La vie a tendance à se dérouler à un rythme plus lent et plus tranquille pour les personnes qui vivent sur des îles. Il s’avère que cette langueur s’étend également aux animaux vivant sur les îles. Une nouvelle étude publiée dans Progrès scientifiques révèle que de nombreuses espèces insulaires à sang chaud ont développé un métabolisme plus lent par rapport à leurs homologues du continent, une caractéristique qui leur donne un avantage en matière de survie dans des environnements où les ressources sont rares, mais qui les expose à un risque accru d’extinction lorsque les humains sont ajoutés à la combinaison.
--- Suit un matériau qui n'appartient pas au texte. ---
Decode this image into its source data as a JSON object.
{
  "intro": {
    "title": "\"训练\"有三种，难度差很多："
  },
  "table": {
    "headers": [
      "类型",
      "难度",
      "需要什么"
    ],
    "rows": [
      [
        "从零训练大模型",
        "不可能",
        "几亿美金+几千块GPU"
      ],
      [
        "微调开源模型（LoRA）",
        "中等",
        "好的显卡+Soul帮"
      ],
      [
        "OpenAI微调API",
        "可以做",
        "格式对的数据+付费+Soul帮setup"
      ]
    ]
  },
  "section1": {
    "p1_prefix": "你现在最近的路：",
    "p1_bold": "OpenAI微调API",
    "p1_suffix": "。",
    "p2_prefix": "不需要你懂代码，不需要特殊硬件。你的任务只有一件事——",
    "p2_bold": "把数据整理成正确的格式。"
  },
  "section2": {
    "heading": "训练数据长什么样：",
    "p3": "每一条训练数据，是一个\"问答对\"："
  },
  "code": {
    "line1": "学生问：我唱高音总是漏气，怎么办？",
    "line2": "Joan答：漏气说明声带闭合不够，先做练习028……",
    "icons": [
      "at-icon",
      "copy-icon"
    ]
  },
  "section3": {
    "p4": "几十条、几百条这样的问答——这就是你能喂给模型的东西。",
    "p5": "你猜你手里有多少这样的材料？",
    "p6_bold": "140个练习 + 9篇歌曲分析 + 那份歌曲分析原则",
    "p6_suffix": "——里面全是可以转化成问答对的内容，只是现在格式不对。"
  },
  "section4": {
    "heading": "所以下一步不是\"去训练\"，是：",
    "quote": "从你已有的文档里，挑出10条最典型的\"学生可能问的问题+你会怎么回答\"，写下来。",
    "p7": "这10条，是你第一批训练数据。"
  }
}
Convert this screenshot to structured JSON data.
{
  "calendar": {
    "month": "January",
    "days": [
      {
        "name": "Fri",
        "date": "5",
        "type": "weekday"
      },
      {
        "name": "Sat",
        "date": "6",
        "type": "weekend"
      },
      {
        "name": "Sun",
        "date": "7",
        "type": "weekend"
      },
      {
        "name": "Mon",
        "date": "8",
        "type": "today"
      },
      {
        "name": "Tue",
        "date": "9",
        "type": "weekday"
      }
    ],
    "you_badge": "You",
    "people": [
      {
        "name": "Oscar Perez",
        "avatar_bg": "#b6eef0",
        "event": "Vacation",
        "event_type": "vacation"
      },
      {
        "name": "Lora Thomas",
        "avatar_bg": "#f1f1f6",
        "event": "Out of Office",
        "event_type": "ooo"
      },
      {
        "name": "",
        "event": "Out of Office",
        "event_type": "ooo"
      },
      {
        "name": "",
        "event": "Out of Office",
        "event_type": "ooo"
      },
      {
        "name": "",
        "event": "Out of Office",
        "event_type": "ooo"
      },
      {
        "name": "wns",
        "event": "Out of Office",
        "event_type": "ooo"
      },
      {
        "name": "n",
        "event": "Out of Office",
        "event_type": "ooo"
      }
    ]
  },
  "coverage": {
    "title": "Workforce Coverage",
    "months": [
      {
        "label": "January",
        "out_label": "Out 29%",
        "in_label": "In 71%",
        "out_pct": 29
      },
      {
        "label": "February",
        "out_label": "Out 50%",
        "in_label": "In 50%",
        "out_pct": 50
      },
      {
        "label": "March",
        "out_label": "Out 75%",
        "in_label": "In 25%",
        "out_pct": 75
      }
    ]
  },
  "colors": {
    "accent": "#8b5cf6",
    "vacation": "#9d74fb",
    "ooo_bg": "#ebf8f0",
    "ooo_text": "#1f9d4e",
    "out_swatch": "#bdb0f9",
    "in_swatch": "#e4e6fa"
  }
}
« Lorsque l’environnement change ou que des animaux envahissants arrivent sur les îles, les espèces insulaires ont une faible capacité de défense », explique Ying Xiong, co-auteur principal de l’étude et zoologiste à l’Université agricole du Sichuan en Chine. « Nous avons découvert une règle métabolique générale qui contribue à expliquer ce phénomène. »
Ces nouvelles découvertes viennent enrichir les connaissances scientifiques sur le « syndrome insulaire », ou la tendance des espèces insulaires à développer des différences par rapport aux espèces continentales en termes de physiologie, d’écologie et de comportement. Si certaines études ont identifié des différences métaboliques comme une caractéristique du syndrome insulaire, ces travaux antérieurs avaient tendance à être des études ponctuelles qui se concentraient sur une seule espèce ou un seul groupe, explique le co-auteur principal Roberto Rozzi, conservateur de paléontologie au Dépôt central des collections de sciences naturelles de l’Université Martin Luther de Halle-Wittenberg en Allemagne.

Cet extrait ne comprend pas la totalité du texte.